Stuxnet, the world’s first publicly identified cyber superweapon, was unleashed against Iran‘s nuclear fuel-enrichment facility as part of a joint US-Israel cybersabotage operation, according to press reports Friday citing anonymous administration officials.
While it had long been assumed that the US and Israel were the most likely states to have organized such an attack, the implications of pinning responsibility squarely on the two states could be considerable.
The news reports, which seem to remove any fig leaf of plausible deniability, could in the near term undermine ongoing nuclear talks with Iran. It could even provide Iran with internal justification for a cyber counterstrike against the US.
In the longer run, however, it also raises questions about how a US national policy of using powerful digital weapons could impact American security. Of particular concern is the possibility that such attacks could provide a digital copy of the cyberweapon to rogue nations or that hacktivists could reverse-engineer the weapon for use against the power grid or other key US infrastructure.
“Certainly we have thought Stuxnet was very likely to be a US-Israel operation — and that assumption has now turned out to be the case,” says Stewart Baker, a lawyer and former senior official at the National Security Agency and the Department of Homeland Security. “In some ways, I do feel as though we’ve been living in a glass house for years and now we’ve decided we’re going to invent rocks.”
In the New York Times account, the cyberweapon was developed under a program initiated by President George W. Bush. President Obama then gave the go-ahead for a cyberweapon dubbed “the bug” to be unleashed in an attempt to derail Iran’s bid to make nuclear-weapons fuel. The thrust of the account was separately confirmed by administration officials in a Washington Post report Friday.

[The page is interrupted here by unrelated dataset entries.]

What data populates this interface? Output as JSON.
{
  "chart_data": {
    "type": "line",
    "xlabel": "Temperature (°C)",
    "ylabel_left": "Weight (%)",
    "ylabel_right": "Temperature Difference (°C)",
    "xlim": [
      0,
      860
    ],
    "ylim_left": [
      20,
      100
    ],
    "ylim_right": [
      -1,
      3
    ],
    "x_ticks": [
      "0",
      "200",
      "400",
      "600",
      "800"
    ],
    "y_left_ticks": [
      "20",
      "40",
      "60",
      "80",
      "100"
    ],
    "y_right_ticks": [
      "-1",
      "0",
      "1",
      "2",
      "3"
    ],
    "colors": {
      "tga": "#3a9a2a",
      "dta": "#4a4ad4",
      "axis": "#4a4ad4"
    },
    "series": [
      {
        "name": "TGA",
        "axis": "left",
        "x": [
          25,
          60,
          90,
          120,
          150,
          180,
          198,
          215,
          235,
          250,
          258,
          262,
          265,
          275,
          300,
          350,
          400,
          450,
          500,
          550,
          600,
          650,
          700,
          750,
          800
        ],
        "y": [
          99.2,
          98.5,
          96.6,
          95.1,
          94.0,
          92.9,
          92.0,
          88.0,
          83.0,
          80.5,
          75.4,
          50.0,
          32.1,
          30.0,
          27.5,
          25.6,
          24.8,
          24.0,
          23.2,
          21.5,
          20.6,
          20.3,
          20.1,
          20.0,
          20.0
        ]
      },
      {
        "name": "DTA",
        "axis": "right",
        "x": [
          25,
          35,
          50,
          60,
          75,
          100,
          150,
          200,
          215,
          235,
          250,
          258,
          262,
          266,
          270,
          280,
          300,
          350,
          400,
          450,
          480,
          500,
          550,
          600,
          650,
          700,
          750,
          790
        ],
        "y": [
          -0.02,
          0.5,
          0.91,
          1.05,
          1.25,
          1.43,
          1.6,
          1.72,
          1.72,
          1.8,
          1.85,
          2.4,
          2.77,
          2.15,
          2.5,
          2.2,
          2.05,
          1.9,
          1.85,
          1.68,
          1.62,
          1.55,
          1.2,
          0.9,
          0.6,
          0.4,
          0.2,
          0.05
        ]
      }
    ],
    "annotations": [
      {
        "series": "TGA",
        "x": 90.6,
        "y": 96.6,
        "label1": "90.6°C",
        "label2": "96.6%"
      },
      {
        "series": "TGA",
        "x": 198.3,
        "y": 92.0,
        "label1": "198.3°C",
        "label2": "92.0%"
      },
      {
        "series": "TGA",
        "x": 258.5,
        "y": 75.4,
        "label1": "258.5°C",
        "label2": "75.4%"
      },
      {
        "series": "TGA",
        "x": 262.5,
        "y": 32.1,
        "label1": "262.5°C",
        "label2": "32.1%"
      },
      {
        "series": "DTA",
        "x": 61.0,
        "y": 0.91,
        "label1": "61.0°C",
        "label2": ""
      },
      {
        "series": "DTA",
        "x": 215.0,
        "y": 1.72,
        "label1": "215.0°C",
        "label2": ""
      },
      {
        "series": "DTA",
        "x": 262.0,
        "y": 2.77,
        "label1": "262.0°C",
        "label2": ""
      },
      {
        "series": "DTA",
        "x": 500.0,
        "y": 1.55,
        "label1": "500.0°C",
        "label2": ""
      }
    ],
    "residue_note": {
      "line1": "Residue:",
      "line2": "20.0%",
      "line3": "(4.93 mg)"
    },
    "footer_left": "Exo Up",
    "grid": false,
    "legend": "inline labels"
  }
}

But in summer 2010, after it became clear to the White House that “the bug” had inadvertently escaped the isolated network of Iran’s Natanz uranium-enrichment plant and spread to computers worldwide, top administration officials held a “tense meeting” in the White House Situation Room, the Times said.
“Should we shut this thing down?” Obama asked, according to sources. It was unclear how much the Iranians knew about the code, and there was evidence that it was still vexing the Iranians, he was told. “Mr. Obama decided that the cyberattacks should proceed,” the Times reported.
By late summer 2010, cybersecurity companies and the trade press were actively analyzing and debating the purpose of the strange piece of malicious software, dubbed “Stuxnet” after a file name inside the software. On Sept. 21, 2010, Ralph Langner, a German industrial-control systems cybersecurity expert from Hamburg, publicly identified Stuxnet as the world’s first cyberweapon and named its likely target as Iran’s nuclear facilities, as first reported and confirmed with other systems experts by the Monitor. Not long after, he postulated that the US and likely Israel, too, were behind the attacks.
Although Stuxnet is estimated to have eventually destroyed as many as 1,000 high-speed Iranian gas centrifuges designed to enrich uranium, its importance was far larger than that, Mr. Langner warned. It demonstrated that a cyberweapon could physically destroy critical infrastructure, and that process could also work in reverse.
“One important difference between a cyber offensive weapon and some kind of advanced bomb, for example, is that when the bomb blows up you can’t examine or reverse-engineer it,” says Joel Brenner, a former national counterintelligence executive in the Office of the Director of National Intelligence.
“Once you find the malware, on the other hand, once you find the code, you can see how it was done,” he says. “So we are going to see more operations of this kind — and the US’s critical infrastructure is undoubtedly going to be targeted. I still don’t think that the owners and operators of most of that infrastructure understand the gravity of this threat.”
According to the Times, participants in the many Situation Room meetings say Obama “was acutely aware that with every attack he was pushing the United States into new territory, much as his predecessors had with the first use of atomic weapons in the 1940s, of intercontinental missiles in the 1950s and of drones in the past decade. He repeatedly expressed concerns that any American acknowledgment that it was using cyberweapons — even under the most careful and limited circumstances — could enable other countries, terrorists or hackers to justify their own attacks.”
In the end, Obama concluded the US had little choice, the presidential aides told the Times. The alternative could be a nuclear Iran. But the attacks could also provoke Iran to retaliate.
“There are real risks here,” Mr. Baker says. “The most immediate and obvious one is that the Iranians will feel even more motivated to respond in kind. This is not a particularly restrained Iranian administration. It’s used terrorists and terrorist proxies for years. It may feel that [Stuxnet] gives them one free shot at the American industrial-control system of their choice. And the consequences might not be 10 years down the road either. It might be next week.”
Another key takeaway is that cyberwar is unlikely to remain anonymous.
“The world we’re moving into is one where attribution for such attacks will not be a problem,” says James Lewis, director of the Technology and Public Policy Program at the Center for Strategic and International Studies in Washington. “A nation might not be able to block an attack immediately, but you will be able to find out who’s responsible.”